In the second group, the function of the cell where this accumulation takes place remains intact; this is the case with AVPR2 mutations where the other important function of the principal cell of the collecting tubule, namely the reabsorption of Na+ through the epithelial sodium channel (ENaC) channel, remains intact since there is no evidence of loss of function of the ENaC channel in male patients bearing AVPR2 mutations [14].

NDI is associated with a large urine production and if not recognized in early childhood, it may result in mental retardation due to dehydration. When diagnosed, urine volumes can be somewhat reduced by administering thiazide diuretics along with prostaglandin inhibitors [2, 4]; however, at present, no cure for congenital NDI is available.

In working toward a potential cure for NDI, a great advance in potentially treating NDI comes from work by Suga et al. [15]. They successfully used in vivo gene therapy to transfer AQP2 to rat collecting ducts, which temporarily and partially rescued lithium-induced NDI. This is the first time a gene has successfully been incorporated into the renal collecting duct and this technique shows great promise for potentially treating patients with different forms of NDI caused by mutations in AVPR2 or AQP2.
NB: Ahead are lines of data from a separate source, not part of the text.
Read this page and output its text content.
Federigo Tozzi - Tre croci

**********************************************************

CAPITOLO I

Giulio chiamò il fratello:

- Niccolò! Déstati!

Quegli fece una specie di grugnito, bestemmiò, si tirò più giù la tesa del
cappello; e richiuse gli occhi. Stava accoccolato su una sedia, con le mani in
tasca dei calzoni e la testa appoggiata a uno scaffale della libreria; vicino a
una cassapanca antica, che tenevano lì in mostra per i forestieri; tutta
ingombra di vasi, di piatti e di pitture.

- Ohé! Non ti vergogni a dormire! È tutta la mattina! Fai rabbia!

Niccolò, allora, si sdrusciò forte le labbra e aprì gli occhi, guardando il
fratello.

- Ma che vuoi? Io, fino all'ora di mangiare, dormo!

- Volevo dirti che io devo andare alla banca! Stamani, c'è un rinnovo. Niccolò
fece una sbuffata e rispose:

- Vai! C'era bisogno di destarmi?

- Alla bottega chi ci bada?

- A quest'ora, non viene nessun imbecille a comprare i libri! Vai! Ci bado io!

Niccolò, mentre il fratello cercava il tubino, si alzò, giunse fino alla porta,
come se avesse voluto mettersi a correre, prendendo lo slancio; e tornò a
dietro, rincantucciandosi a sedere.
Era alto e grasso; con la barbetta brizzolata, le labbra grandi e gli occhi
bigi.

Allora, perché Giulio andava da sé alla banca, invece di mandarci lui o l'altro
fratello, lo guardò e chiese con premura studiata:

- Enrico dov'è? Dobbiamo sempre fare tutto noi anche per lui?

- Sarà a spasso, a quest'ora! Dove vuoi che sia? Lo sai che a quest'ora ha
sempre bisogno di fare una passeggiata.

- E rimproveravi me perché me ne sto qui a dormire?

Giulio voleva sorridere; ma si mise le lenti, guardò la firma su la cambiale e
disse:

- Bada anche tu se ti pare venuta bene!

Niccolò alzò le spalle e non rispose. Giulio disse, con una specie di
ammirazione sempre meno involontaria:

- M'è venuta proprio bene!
Recent studies in cell cultures have shown that different pharmacological chaperones are able to rescue some AVPR2 folding mutants by restoring their plasma membrane expression [16] or inducing their intracellular activation [17]. The list of specific chemical chaperones is rapidly expanding and chaperones able to rescue AVPR2 folding mutants from both the ER (type A) [18] and the ER/Golgi intermediate compartment (type B) [19] have been identified and potentially, these chaperones can be used in vivo to rescue patients carrying AVPR2 mutations leading to NDI [20, 21]. Since AVPR2-L170P-GFP relocalized from the ER to the plasma membrane upon treatment with the proteasome inhibitor MG-132, it is very likely that chaperones could aid in correct folding of the mutant, thereby bypassing lysosomal degradation leading to a rescue of the mutant receptor.